Top five rookie blunders in running competitions

8 October 2014

Competitions can be highly effective for promoting your brand or business, whether it be to encourage consumers to try your brand for the first time or to enhance customer loyalty. Competitions can also provide valuable insight into consumer behaviour and help build your marketing database.

In a crowded market place, companies are cutting through with increasingly creative competitions. We’ve advised on promotions involving dropping a car out of a plane to win cash, and carving out prizes from a 3 metre ice cube using spoons!

But even with very basic promotions, we see companies make simple and avoidable errors that can turn competitions into flops or even bring them to a halt.

Here are our top five rookie blunders and tips to avoid them.

1. Not getting permits when you should

For starters, any game involving a random draw or any other element of chance requires permits in some states and territories.

Common mistakes include:

  • Conducting a game of skill but including a chance element in the tiebreaker. E.g. if two entrants burst the same number of balloons in one minute, and you then include a coin-toss to break the tie. This element of chance means the promotion needs permits.
  • Offering a limited number of free gifts. E.g. you include a voucher for a free gift with every product sold and ask consumers to mail it in to claim a gift, but you cap the total number of free gifts. This is classed as a game of chance in some states and territories because when the consumer mails the voucher, they don’t know if they will receive a gift or not as the gift stocks may be exhausted.

2. Overcomplicating the promotion

A promotion can become complicated if it involves:

  • multiple ways of entering;
  • multiple products that can be purchased to enter;
  • multiple different entry periods;
  • a series of steps a consumer must follow to qualify; or
  • different prize pools for different classes of entrant.

If it’s complicated it’s more likely that consumers will enter incorrectly, so you may end up with a bunch of ineligible entries or worse, people not bothering to enter because it’s “all too hard”.

The required “legal copy” on the advertising material will also get complicated, particularly for promotions that require permits in which case there are specific mandatory inclusions. So your artwork could get cluttered with “legals” and the explanation of how to enter.

If possible keep the entry mechanic simple, e.g. purchase a product and go online to fill in an entry form.

3. Not allowing enough time to obtain permits

If your promotion involves chance, bear in mind that gaming authorities can take up to 20 business days to issue a permit. And where a promotion requires a permit, it is illegal to advertise the promotion before the permit is issued.

When planning timings for game of chance promotions, bear in mind that you need permits before you can print any promotional artwork (e.g. point of sale advertising materials or promotional packaging) as you must include the permit number. If you don’t have time to obtain permits, consider changing the promotion to a game of skill so permits aren’t required.

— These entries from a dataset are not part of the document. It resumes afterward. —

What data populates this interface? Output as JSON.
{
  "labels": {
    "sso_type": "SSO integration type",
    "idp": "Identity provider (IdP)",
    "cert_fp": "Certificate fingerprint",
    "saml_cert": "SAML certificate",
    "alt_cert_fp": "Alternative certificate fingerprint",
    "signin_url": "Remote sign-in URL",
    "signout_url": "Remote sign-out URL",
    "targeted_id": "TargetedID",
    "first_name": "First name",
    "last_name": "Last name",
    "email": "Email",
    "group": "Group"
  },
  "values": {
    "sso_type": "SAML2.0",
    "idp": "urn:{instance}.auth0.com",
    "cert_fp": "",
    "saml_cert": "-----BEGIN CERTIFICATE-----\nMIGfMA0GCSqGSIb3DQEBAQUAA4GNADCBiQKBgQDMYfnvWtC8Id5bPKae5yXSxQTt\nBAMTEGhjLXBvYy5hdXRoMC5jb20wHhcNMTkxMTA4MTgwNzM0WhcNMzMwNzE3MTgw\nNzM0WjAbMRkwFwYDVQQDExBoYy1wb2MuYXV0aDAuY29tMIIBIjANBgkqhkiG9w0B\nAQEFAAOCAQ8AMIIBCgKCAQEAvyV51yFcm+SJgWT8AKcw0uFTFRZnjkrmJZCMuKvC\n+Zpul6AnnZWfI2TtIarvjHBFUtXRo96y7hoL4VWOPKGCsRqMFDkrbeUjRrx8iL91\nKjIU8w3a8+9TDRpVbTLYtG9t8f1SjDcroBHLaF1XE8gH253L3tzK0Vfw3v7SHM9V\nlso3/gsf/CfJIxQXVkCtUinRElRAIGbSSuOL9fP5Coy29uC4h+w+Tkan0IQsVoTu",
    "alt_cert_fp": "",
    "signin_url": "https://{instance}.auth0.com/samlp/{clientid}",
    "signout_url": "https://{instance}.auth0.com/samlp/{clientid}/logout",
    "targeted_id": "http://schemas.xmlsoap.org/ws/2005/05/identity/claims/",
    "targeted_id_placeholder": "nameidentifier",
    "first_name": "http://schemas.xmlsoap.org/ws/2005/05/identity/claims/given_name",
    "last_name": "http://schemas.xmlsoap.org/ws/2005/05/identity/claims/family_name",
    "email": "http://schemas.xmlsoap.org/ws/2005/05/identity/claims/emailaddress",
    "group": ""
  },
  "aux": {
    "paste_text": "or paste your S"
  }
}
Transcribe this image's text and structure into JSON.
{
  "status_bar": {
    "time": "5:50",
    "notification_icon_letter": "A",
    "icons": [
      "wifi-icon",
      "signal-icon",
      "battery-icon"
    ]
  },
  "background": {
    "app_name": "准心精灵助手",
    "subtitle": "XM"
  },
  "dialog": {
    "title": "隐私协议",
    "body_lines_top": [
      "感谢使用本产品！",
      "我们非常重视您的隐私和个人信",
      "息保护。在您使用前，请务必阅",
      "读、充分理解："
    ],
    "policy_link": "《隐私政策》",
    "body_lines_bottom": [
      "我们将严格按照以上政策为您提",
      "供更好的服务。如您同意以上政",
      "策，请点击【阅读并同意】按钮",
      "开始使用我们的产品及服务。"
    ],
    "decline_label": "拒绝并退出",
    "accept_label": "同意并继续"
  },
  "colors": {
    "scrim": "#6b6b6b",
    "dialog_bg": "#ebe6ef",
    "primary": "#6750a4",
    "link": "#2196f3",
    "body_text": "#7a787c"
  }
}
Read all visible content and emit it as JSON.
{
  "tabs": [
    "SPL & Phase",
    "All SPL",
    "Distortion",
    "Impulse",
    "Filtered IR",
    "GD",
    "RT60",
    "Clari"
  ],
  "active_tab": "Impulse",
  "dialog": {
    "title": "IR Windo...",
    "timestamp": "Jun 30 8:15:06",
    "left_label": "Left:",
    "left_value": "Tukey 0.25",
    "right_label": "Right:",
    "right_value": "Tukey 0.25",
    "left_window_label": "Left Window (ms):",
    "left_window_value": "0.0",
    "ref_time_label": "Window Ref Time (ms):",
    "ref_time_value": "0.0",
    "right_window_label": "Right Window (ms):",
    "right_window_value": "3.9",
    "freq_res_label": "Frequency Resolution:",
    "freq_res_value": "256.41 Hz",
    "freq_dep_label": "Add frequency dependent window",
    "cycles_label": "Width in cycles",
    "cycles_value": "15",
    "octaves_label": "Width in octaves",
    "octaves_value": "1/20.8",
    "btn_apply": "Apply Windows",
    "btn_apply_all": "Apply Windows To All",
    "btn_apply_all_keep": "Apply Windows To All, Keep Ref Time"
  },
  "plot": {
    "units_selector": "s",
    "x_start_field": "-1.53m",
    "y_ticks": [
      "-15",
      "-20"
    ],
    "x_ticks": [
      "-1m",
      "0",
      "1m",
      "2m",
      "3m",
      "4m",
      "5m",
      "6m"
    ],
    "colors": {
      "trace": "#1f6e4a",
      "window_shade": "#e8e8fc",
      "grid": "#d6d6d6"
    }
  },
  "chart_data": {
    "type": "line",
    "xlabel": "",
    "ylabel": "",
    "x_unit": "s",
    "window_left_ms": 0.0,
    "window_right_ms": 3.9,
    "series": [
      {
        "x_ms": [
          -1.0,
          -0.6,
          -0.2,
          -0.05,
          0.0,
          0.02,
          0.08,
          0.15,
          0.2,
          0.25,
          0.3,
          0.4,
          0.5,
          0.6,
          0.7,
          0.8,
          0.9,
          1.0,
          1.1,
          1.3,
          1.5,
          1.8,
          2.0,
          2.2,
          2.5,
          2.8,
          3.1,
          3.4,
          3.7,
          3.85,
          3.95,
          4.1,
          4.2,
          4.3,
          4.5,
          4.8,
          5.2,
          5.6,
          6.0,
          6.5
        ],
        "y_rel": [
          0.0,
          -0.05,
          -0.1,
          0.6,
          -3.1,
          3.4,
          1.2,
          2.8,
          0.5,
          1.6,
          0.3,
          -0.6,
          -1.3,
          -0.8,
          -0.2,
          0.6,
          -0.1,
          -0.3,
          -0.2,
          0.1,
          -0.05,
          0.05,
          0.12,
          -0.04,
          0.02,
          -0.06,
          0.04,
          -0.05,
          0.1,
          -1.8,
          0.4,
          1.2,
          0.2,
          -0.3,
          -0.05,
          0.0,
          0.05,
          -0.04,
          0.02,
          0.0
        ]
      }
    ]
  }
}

4. Not including a “proof of purchase” requirement

Often we see promotions where an entrant has entered multiple times and the promoter wants to disqualify that entrant due to suspected fraudulent behaviour. If the terms and conditions don’t specify that entries can be verified in some way (e.g. “retain your original receipt so we can verify each entry”) it may be difficult to disqualify an entrant. Even if you don’t have the resources to check the validity of all entries, consider including wording in the terms and conditions to say the promoter may request proof of purchase.

5. Giving away event tickets without approval from the event organiser

If you conduct a promotion where the prize is tickets to an event such as a sports match or a concert, it is vital to check the promoter has permission to give away the tickets.

Event organisers generally have sponsorship arrangements they wish to protect. Therefore, tickets are generally sold (to anyone other than a sponsor) subject to restrictions on giving them away as prizes. If you don’t get the event organiser’s permission to give the tickets away there’s a risk the event organiser will cancel the tickets you bought.

Be especially careful if you source tickets through a third party sporting events company – our experience is they may give broad assurances at first but when it comes to the crunch, they are sometimes unable to obtain the necessary permission from the event organiser.

Also be careful in your advertising not to imply that you sponsor an event if that’s not the case.

We see the above errors all the time – don’t fall into the same traps!

The content of this publication is for reference purposes only. It is current at the date of publication. This content does not constitute legal advice and should not be relied upon as such. Legal advice about your specific circumstances should always be obtained before taking any action based on this publication.